Craig Maloney

[Blog] Left behind

Craig Maloney at

(http://feedproxy.google.com/~r/CraigMaloney/~3/3zEpo4sA1YM/)

Feeling a little left behind at the moment. Checking job sites will do that for you.

Most of the jobs that I'm seeing have moved beyond scripting for the day-to-day work and use it as administrative glue. So Python / Perl are seen as the tools for making sure the backed works, not for doing the actual work. Golang is the new hotness for the back-end processing and heavy-lifting. Which is fine and good, save for I haven't had a whole lot of opportunity to play with AWS on any scale (most of my administrative positions have been with companies that preferred to keep mot of their systems in-house). Add to that my perpetual non-use of Javascript (which has taken over the front-end of the web) and I'm starting to think I made some bad calls in my developer life.

It feels like anything that isn't on the resume as "professional experience" doesn't count.

Is there a way to start with AWS that doesn't cost a lot of money and can get me up to speed fast?

At the coffeeshop that we meet at for Coffee House Coders I remember a conversation where I told another developer what I did (Python and Linux). He commented that was "Old School Development". At the time I was offended, but now I'm thinking he was right.

I hear ya. Checking job sites can definitely be demoralizing. A lot of development is very faddish and moves from tech stack to tech stack without actually improving the state of the art very much (if at all). It's just a bunch of different details about how to do the same thing you were already doing. I think one factor is that the demand for developers has been ever increasing, which means the industry remains mostly young (that's the only way to fill the demand). Wave after wave of young, inexperienced people making tech choices... I'm not criticizing, just observing.

Anyway, it sounds like you have some tremendous skills. Demand for Python developers remains strong (although I know a lot depends on geography), and understanding operating systems well enough to administer machines should be knowledge that is transferable. After all, whether containers or virtual machines, it's still the same tech under the hood. Your skills and knowledge are still useful.

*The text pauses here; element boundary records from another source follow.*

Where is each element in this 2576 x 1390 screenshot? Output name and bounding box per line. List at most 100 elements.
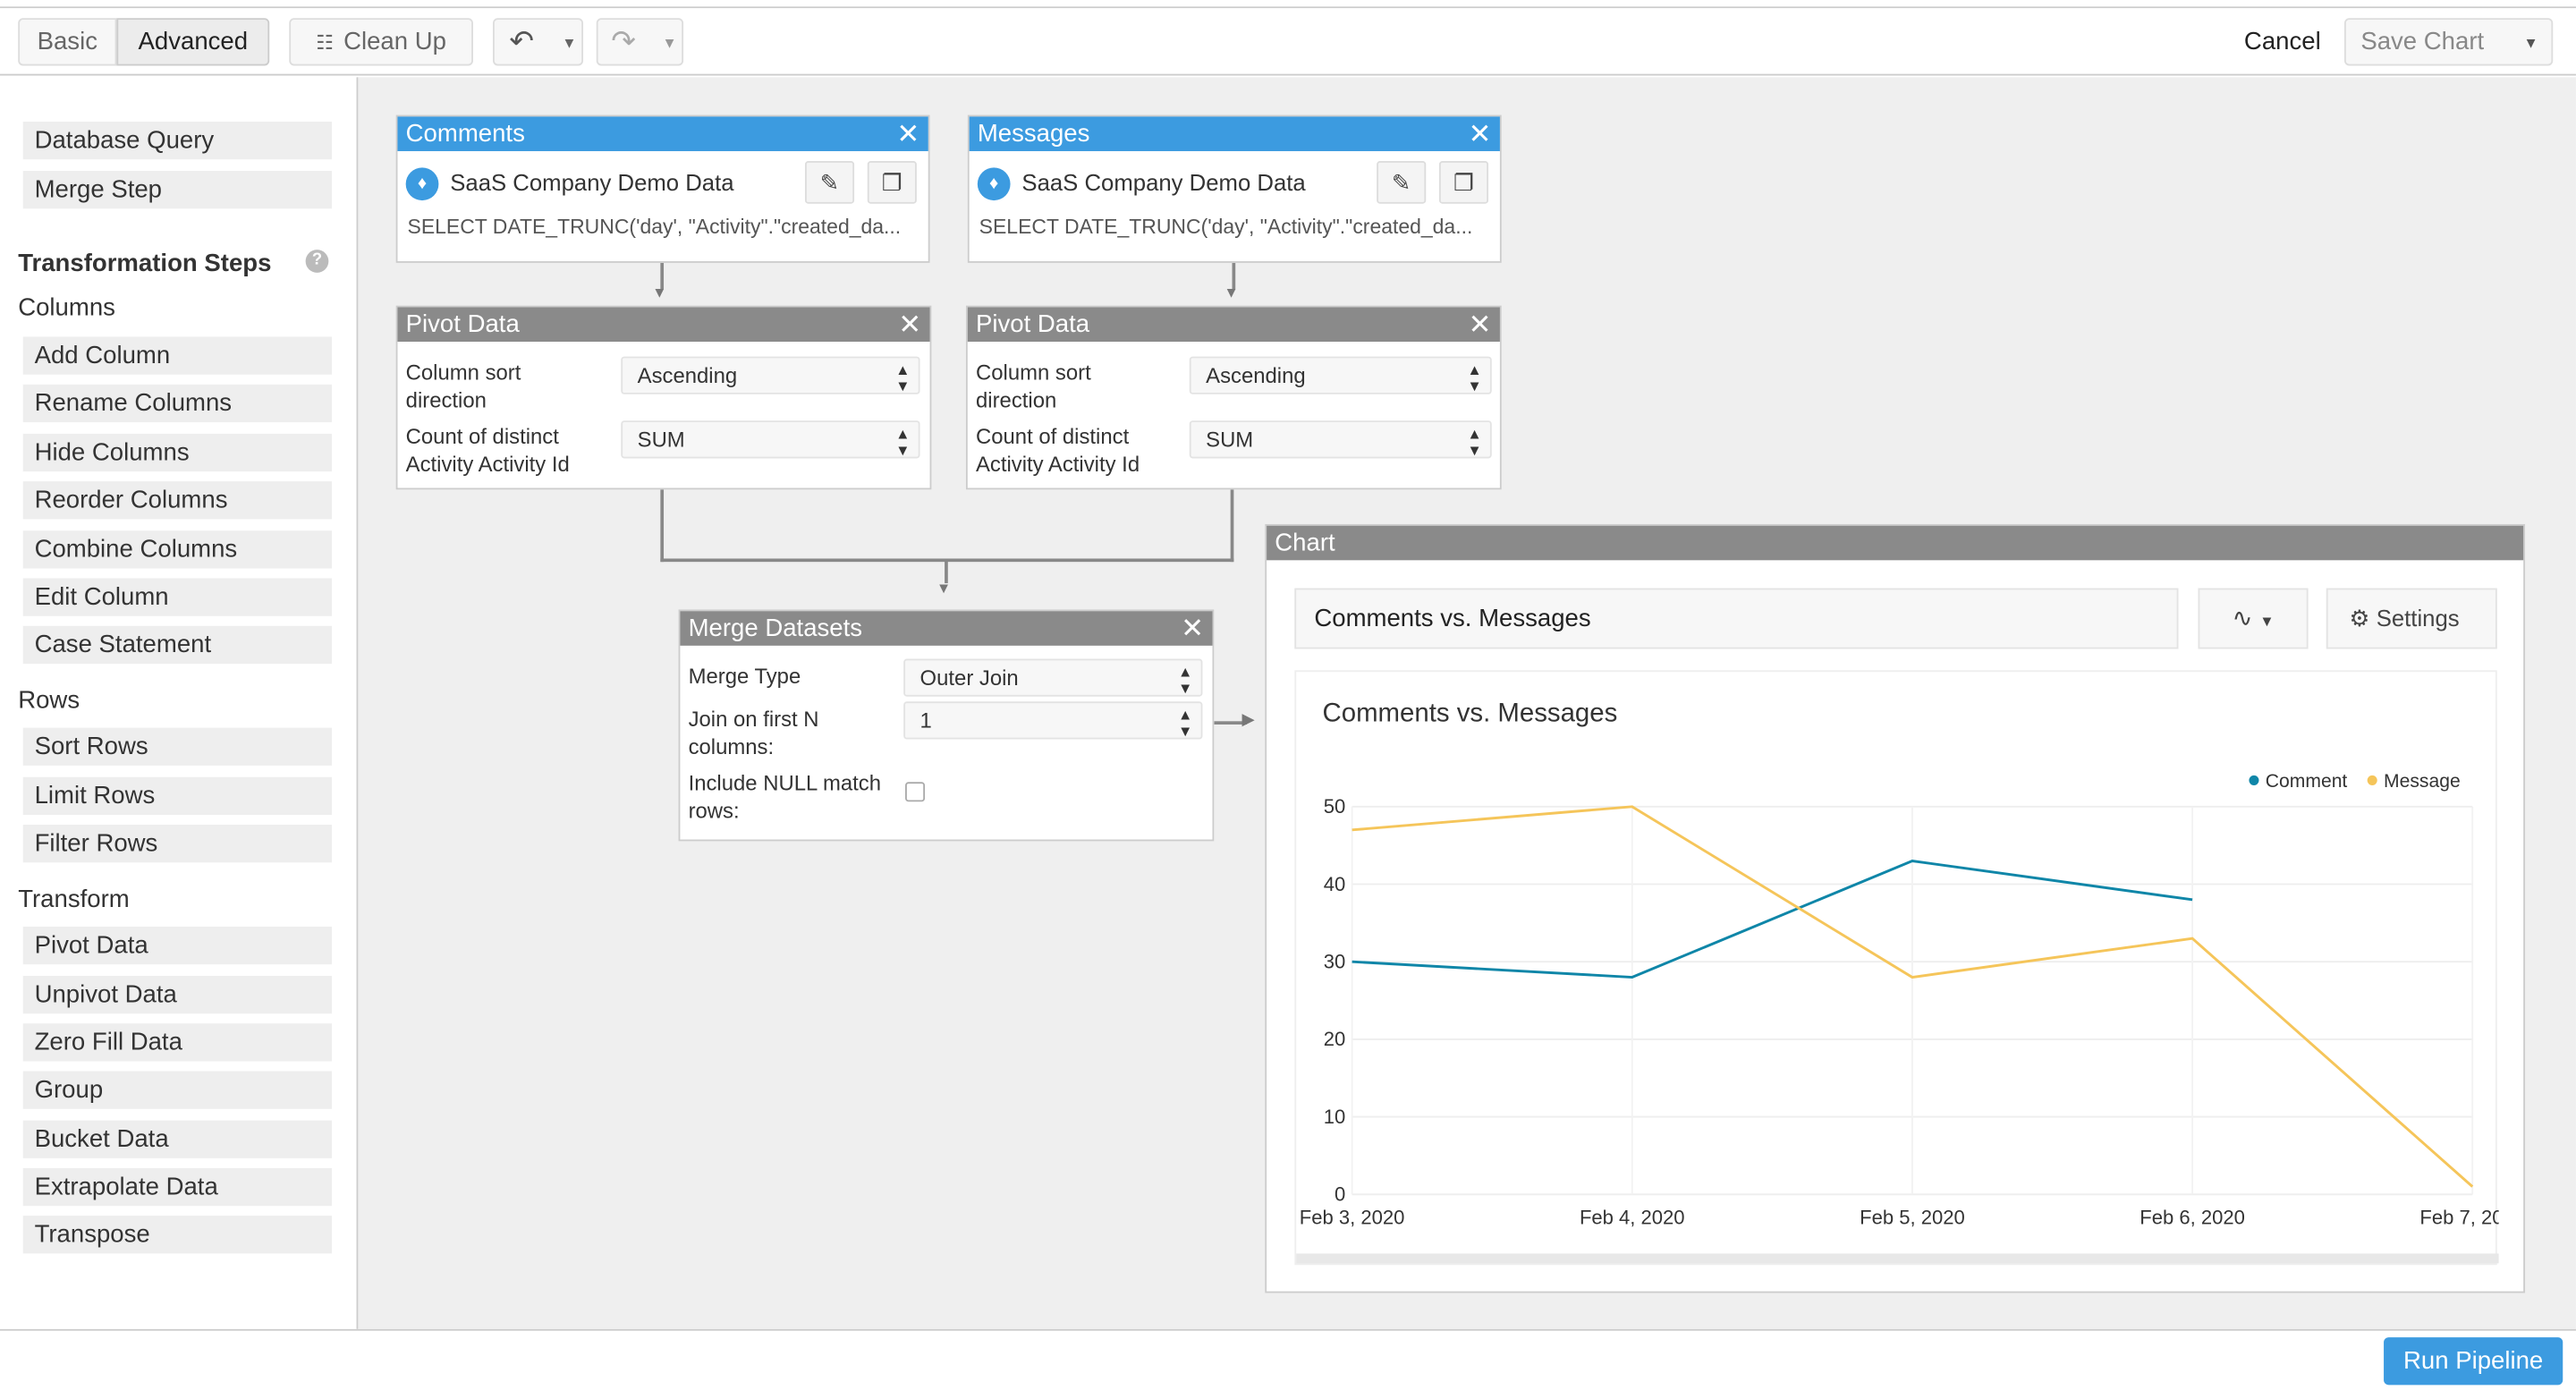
- sidebar-item-case-statement[interactable]: Case Statement: [22, 625, 333, 665]
- chart-preview: Comments vs. Messages 0 10 20 30 40 50 Feb 3, 2…: [1294, 670, 2499, 1266]
- sidebar-item-database-query[interactable]: Database Query: [22, 121, 333, 160]
- join-columns-select[interactable]: 1 ▲ ▼: [903, 701, 1203, 740]
- select-arrows-icon: ▲ ▼: [895, 425, 911, 459]
- undo-dropdown-icon[interactable]: ▼: [562, 34, 576, 50]
- transformation-steps-heading: Transformation Steps: [18, 250, 272, 278]
- node-title: Pivot Data: [975, 310, 1090, 339]
- horizontal-scrollbar[interactable]: [1296, 1253, 2499, 1264]
- clean-up-button[interactable]: ☷ Clean Up: [289, 18, 473, 66]
- sort-direction-label: Column sort direction: [975, 360, 1091, 413]
- sidebar-item-bucket-data[interactable]: Bucket Data: [22, 1120, 333, 1158]
- select-arrows-icon: ▲ ▼: [1467, 425, 1482, 459]
- sidebar-item-filter-rows[interactable]: Filter Rows: [22, 825, 333, 863]
- close-icon[interactable]: ✕: [896, 116, 919, 151]
- sidebar-item-reorder-columns[interactable]: Reorder Columns: [22, 481, 333, 520]
- y-tick-label: 0: [1335, 1183, 1345, 1206]
- include-null-label: Include NULL match rows:: [688, 770, 882, 824]
- node-header: Messages ✕: [969, 116, 1500, 151]
- edit-pencil-icon[interactable]: ✎: [1377, 160, 1427, 204]
- save-chart-label: Save Chart: [2360, 28, 2485, 56]
- count-label: Count of distinct Activity Activity Id: [405, 423, 570, 477]
- redo-dropdown-icon[interactable]: ▼: [662, 34, 676, 50]
- merge-type-select[interactable]: Outer Join ▲ ▼: [903, 658, 1203, 697]
- messages-node[interactable]: Messages ✕ ♦ SaaS Company Demo Data ✎ ❐ S…: [967, 114, 1502, 263]
- chevron-down-icon: ▼: [2259, 613, 2275, 630]
- edit-pencil-icon[interactable]: ✎: [804, 160, 855, 204]
- redo-button[interactable]: ↷ ▼: [596, 18, 684, 66]
- close-icon[interactable]: ✕: [1469, 116, 1492, 151]
- chart-title-input[interactable]: Comments vs. Messages: [1294, 588, 2179, 649]
- node-header: Comments ✕: [397, 116, 928, 151]
- sidebar-item-group[interactable]: Group: [22, 1071, 333, 1109]
- advanced-mode-button[interactable]: Advanced: [116, 18, 270, 66]
- sidebar-item-hide-columns[interactable]: Hide Columns: [22, 433, 333, 472]
- x-tick-label: Feb 6, 2020: [2140, 1206, 2245, 1228]
- help-icon[interactable]: ?: [305, 250, 329, 273]
- basic-mode-button[interactable]: Basic: [18, 18, 117, 66]
- undo-button[interactable]: ↶ ▼: [493, 18, 584, 66]
- sidebar-item-transpose[interactable]: Transpose: [22, 1216, 333, 1254]
- copy-icon[interactable]: ❐: [1438, 160, 1489, 204]
- pivot-data-node[interactable]: Pivot Data ✕ Column sort direction Ascend…: [965, 305, 1502, 490]
- sidebar-item-merge-step[interactable]: Merge Step: [22, 171, 333, 209]
- sidebar-item-unpivot-data[interactable]: Unpivot Data: [22, 975, 333, 1014]
- postgres-icon: ♦: [977, 167, 1011, 201]
- sidebar-item-combine-columns[interactable]: Combine Columns: [22, 530, 333, 569]
- merge-datasets-node[interactable]: Merge Datasets ✕ Merge Type Outer Join ▲ ▼ …: [678, 609, 1215, 842]
- sort-direction-select[interactable]: Ascending ▲ ▼: [1189, 356, 1492, 394]
- legend-label: Comment: [2266, 771, 2348, 792]
- redo-icon: ↷: [611, 24, 636, 58]
- include-null-checkbox[interactable]: [905, 782, 926, 802]
- node-title: Merge Datasets: [688, 614, 863, 643]
- node-title: Comments: [405, 120, 525, 148]
- aggregation-select[interactable]: SUM ▲ ▼: [1189, 420, 1492, 459]
- chart-title-value: Comments vs. Messages: [1314, 604, 1591, 633]
- y-tick-label: 50: [1324, 795, 1346, 818]
- count-label: Count of distinct Activity Activity Id: [975, 423, 1140, 477]
- close-icon[interactable]: ✕: [1181, 611, 1204, 646]
- settings-button[interactable]: ⚙ Settings: [2326, 588, 2497, 649]
- sidebar-item-sort-rows[interactable]: Sort Rows: [22, 727, 333, 766]
- rows-heading: Rows: [18, 686, 80, 715]
- close-icon[interactable]: ✕: [898, 307, 921, 342]
- sidebar-item-limit-rows[interactable]: Limit Rows: [22, 776, 333, 816]
- connector: [1230, 487, 1234, 563]
- x-tick-label: Feb 5, 2020: [1860, 1206, 1965, 1228]
- query-preview: SELECT DATE_TRUNC('day', "Activity"."cre…: [979, 215, 1473, 239]
- sidebar-item-rename-columns[interactable]: Rename Columns: [22, 384, 333, 423]
- comments-node[interactable]: Comments ✕ ♦ SaaS Company Demo Data ✎ ❐ S…: [395, 114, 930, 263]
- arrow-down-icon: ▼: [1224, 284, 1239, 301]
- sidebar-item-pivot-data[interactable]: Pivot Data: [22, 926, 333, 965]
- save-chart-button[interactable]: Save Chart ▼: [2343, 18, 2554, 66]
- copy-icon[interactable]: ❐: [867, 160, 917, 204]
- series-line-comment: [1352, 859, 2193, 979]
- select-arrows-icon: ▲ ▼: [1178, 664, 1193, 697]
- sidebar-item-zero-fill-data[interactable]: Zero Fill Data: [22, 1023, 333, 1062]
- x-tick-label: Feb 4, 2020: [1580, 1206, 1685, 1228]
- cancel-button[interactable]: Cancel: [2244, 28, 2321, 55]
- sidebar-item-add-column[interactable]: Add Column: [22, 336, 333, 375]
- save-dropdown-icon[interactable]: ▼: [2523, 34, 2538, 50]
- select-arrows-icon: ▲ ▼: [1467, 361, 1482, 394]
- pivot-data-node[interactable]: Pivot Data ✕ Column sort direction Ascend…: [395, 305, 932, 490]
- sidebar-item-edit-column[interactable]: Edit Column: [22, 578, 333, 616]
- aggregation-select[interactable]: SUM ▲ ▼: [621, 420, 920, 459]
- close-icon[interactable]: ✕: [1469, 307, 1492, 342]
- chart-type-button[interactable]: ∿ ▼: [2198, 588, 2309, 649]
- x-tick-label: Feb 3, 2020: [1300, 1206, 1405, 1228]
- chart-node[interactable]: Chart Comments vs. Messages ∿ ▼ ⚙ Settin…: [1265, 523, 2526, 1293]
- run-pipeline-button[interactable]: Run Pipeline: [2384, 1337, 2563, 1386]
- x-tick-label: Feb 7, 2020: [2419, 1206, 2498, 1228]
- sidebar-item-extrapolate-data[interactable]: Extrapolate Data: [22, 1167, 333, 1207]
- sort-direction-label: Column sort direction: [405, 360, 521, 413]
- query-preview: SELECT DATE_TRUNC('day', "Activity"."cre…: [407, 215, 902, 239]
- legend-marker: [2367, 775, 2377, 785]
- settings-label: Settings: [2376, 604, 2460, 631]
- node-title: Messages: [977, 120, 1090, 148]
- gear-icon: ⚙: [2349, 604, 2370, 631]
- footer: Run Pipeline: [0, 1328, 2576, 1390]
- legend-marker: [2249, 775, 2259, 785]
- select-value: SUM: [637, 427, 685, 453]
- sort-direction-select[interactable]: Ascending ▲ ▼: [621, 356, 920, 394]
- undo-icon: ↶: [509, 24, 535, 58]
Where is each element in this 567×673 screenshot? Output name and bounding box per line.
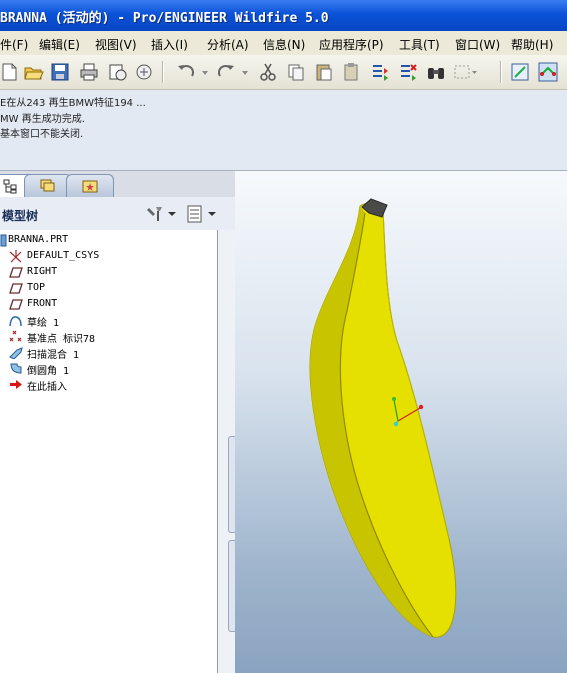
layer-tab-icon [40,179,55,192]
tab-favorites[interactable] [66,174,114,197]
tree-item-label: 扫描混合 1 [27,350,80,361]
tab-layers[interactable] [24,174,72,197]
redo-icon[interactable] [216,62,236,82]
print-icon[interactable] [79,62,99,82]
menu-analysis[interactable]: 分析(A) [207,36,249,53]
toolbar-separator [500,61,502,83]
menu-help[interactable]: 帮助(H) [511,36,553,53]
select-box-icon[interactable] [452,62,478,82]
tree-item-label: BRANNA.PRT [8,234,69,245]
sketch-icon [9,316,22,327]
tree-item-label: 基准点 标识78 [27,334,96,345]
menu-bar: 件(F) 编辑(E) 视图(V) 插入(I) 分析(A) 信息(N) 应用程序(… [0,31,567,56]
tree-item-label: TOP [27,282,46,293]
menu-view[interactable]: 视图(V) [95,36,137,53]
toolbar [0,55,567,90]
tree-item-label: 倒圆角 1 [27,366,70,377]
tree-item-label: 在此插入 [27,382,67,393]
send-icon[interactable] [107,62,127,82]
model-tree: BRANNA.PRT DEFAULT_CSYS RIGHT TOP FRONT … [0,230,218,673]
datum-point-icon [9,330,22,342]
insert-here-arrow-icon [10,380,22,389]
banana-model[interactable] [235,171,567,673]
tree-settings-icon[interactable] [146,205,166,223]
message-line: E在从243 再生BMW特征194 ... [0,98,146,109]
copy-icon[interactable] [286,62,306,82]
paste-special-icon[interactable] [342,62,362,82]
chevron-down-icon[interactable] [207,209,217,219]
datum-plane-icon [9,283,23,294]
model-tree-title: 模型树 [2,209,39,223]
model-tree-toggle-icon[interactable] [510,62,530,82]
menu-edit[interactable]: 编辑(E) [39,36,80,53]
mail-icon[interactable] [134,62,154,82]
tree-item-label: RIGHT [27,266,58,277]
regenerate-icon[interactable] [370,62,390,82]
redo-dropdown-icon[interactable] [240,62,250,82]
undo-dropdown-icon[interactable] [200,62,210,82]
window-title: BRANNA (活动的) - Pro/ENGINEER Wildfire 5.0 [0,11,329,26]
paste-icon[interactable] [314,62,334,82]
toolbar-separator [162,61,164,83]
save-icon[interactable] [50,62,70,82]
graphics-viewport[interactable] [235,171,567,673]
menu-applications[interactable]: 应用程序(P) [319,36,384,53]
chevron-down-icon[interactable] [167,209,177,219]
message-line: 基本窗口不能关闭. [0,129,84,140]
navigator-header: 模型树 [0,197,235,231]
round-icon [10,363,22,374]
tree-columns-icon[interactable] [186,205,204,223]
regen-manager-icon[interactable] [398,62,418,82]
open-icon[interactable] [24,62,44,82]
datum-plane-icon [9,267,23,278]
menu-insert[interactable]: 插入(I) [151,36,188,53]
csys-icon [9,250,22,263]
title-bar: BRANNA (活动的) - Pro/ENGINEER Wildfire 5.0 [0,0,567,31]
datum-plane-icon [9,299,23,310]
message-line: MW 再生成功完成. [0,114,85,125]
model-tree-tab-icon [3,179,17,194]
swept-blend-icon [9,347,23,359]
menu-tools[interactable]: 工具(T) [399,36,440,53]
message-area: E在从243 再生BMW特征194 ... MW 再生成功完成. 基本窗口不能关… [0,90,567,171]
tree-item-label: FRONT [27,298,58,309]
datum-toggle-icon[interactable] [538,62,558,82]
navigator-tabs [0,171,235,197]
tree-item-label: 草绘 1 [27,318,60,329]
find-icon[interactable] [426,62,446,82]
cut-icon[interactable] [258,62,278,82]
menu-file[interactable]: 件(F) [0,36,28,53]
undo-icon[interactable] [176,62,196,82]
menu-window[interactable]: 窗口(W) [455,36,500,53]
menu-info[interactable]: 信息(N) [263,36,305,53]
new-icon[interactable] [0,62,20,82]
favorites-tab-icon [82,180,98,193]
tree-item-label: DEFAULT_CSYS [27,250,100,261]
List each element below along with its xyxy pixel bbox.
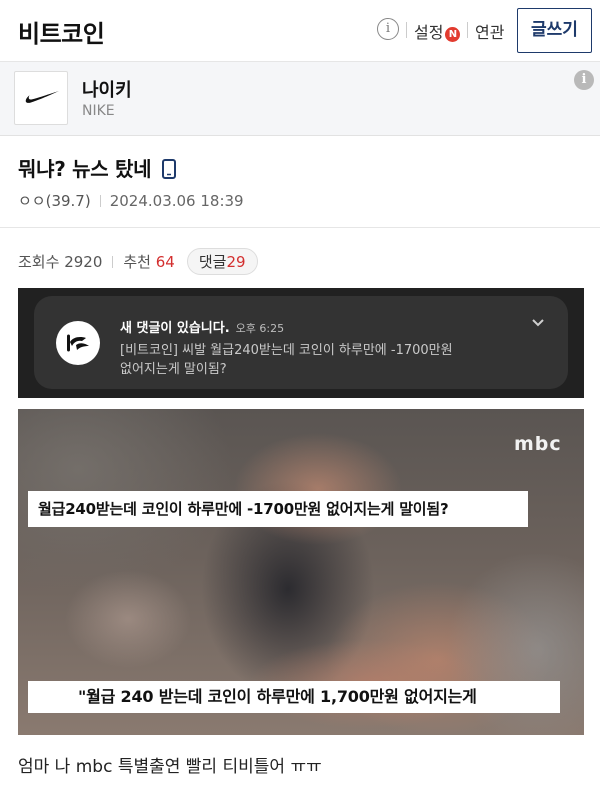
divider — [0, 227, 600, 228]
comments-button[interactable]: 댓글29 — [186, 248, 258, 275]
author-row: ㅇㅇ(39.7) 2024.03.06 18:39 — [18, 190, 244, 211]
views-count: 2920 — [64, 252, 103, 271]
comments-label: 댓글 — [198, 253, 227, 271]
notification-time: 오후 6:25 — [235, 322, 285, 335]
views-label: 조회수 — [18, 253, 60, 271]
gallery-bar: 나이키 NIKE i — [0, 62, 600, 136]
divider — [99, 195, 101, 207]
author-name[interactable]: ㅇㅇ(39.7) — [18, 192, 91, 210]
info-icon[interactable]: i — [574, 70, 594, 90]
app-avatar — [56, 321, 100, 365]
post-title: 뭐냐? 뉴스 탔네 — [18, 153, 176, 182]
divider — [406, 22, 407, 38]
gallery-name[interactable]: 나이키 — [82, 76, 132, 102]
comments-count: 29 — [226, 253, 246, 271]
write-button[interactable]: 글쓰기 — [517, 8, 592, 53]
info-circle-icon[interactable]: i — [377, 18, 399, 40]
app-logo-icon — [67, 334, 89, 352]
gallery-subtitle: NIKE — [82, 103, 115, 119]
post-stats: 조회수 2920 추천 64 댓글29 — [18, 248, 258, 275]
settings-label: 설정 — [414, 23, 444, 42]
top-bar: 비트코인 i 설정 N 연관 글쓰기 — [0, 0, 600, 62]
notification-screenshot: 새 댓글이 있습니다. 오후 6:25 [비트코인] 씨발 월급240받는데 코인… — [18, 288, 584, 398]
notification-title: 새 댓글이 있습니다. 오후 6:25 — [120, 317, 284, 336]
gallery-logo[interactable] — [14, 71, 68, 125]
board-title[interactable]: 비트코인 — [18, 14, 105, 49]
post-date: 2024.03.06 18:39 — [109, 192, 244, 210]
divider — [112, 255, 114, 268]
news-caption: "월급 240 받는데 코인이 하루만에 1,700만원 없어지는게 — [28, 681, 560, 713]
related-button[interactable]: 연관 — [475, 19, 504, 43]
settings-button[interactable]: 설정 N — [414, 19, 461, 43]
recommend-label: 추천 — [123, 253, 151, 271]
nike-swoosh-icon — [25, 91, 59, 103]
post-body: 엄마 나 mbc 특별출연 빨리 티비틀어 ㅠㅠ — [18, 757, 322, 777]
notification-text: [비트코인] 씨발 월급240받는데 코인이 하루만에 -1700만원 — [120, 343, 453, 358]
news-caption: 월급240받는데 코인이 하루만에 -1700만원 없어지는게 말이됨? — [28, 491, 528, 527]
chevron-down-icon — [532, 319, 544, 327]
new-badge: N — [445, 27, 461, 42]
notification-text: 없어지는게 말이됨? — [120, 362, 227, 377]
notification-card: 새 댓글이 있습니다. 오후 6:25 [비트코인] 씨발 월급240받는데 코인… — [34, 296, 568, 389]
post-title-text: 뭐냐? 뉴스 탔네 — [18, 157, 152, 181]
mbc-logo: mbc — [514, 433, 562, 455]
divider — [467, 22, 468, 38]
mobile-phone-icon — [161, 159, 176, 179]
news-video-frame: mbc 월급240받는데 코인이 하루만에 -1700만원 없어지는게 말이됨?… — [18, 409, 584, 735]
recommend-count: 64 — [155, 252, 175, 271]
notification-title-text: 새 댓글이 있습니다. — [120, 321, 230, 336]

I wish I had some advice on AWS. It's something I keep intending to play with, but I never find time to do. For one thing, I hear bad stories about billing snafus or virtual machines that Amazon keeps alive but are nowhere to be seen in dashboards. Maybe it's better these days, but I prefer to play with solutions where I know that I can't exceed my budget (just in case I screw something up). I do not need crazy surprise bills.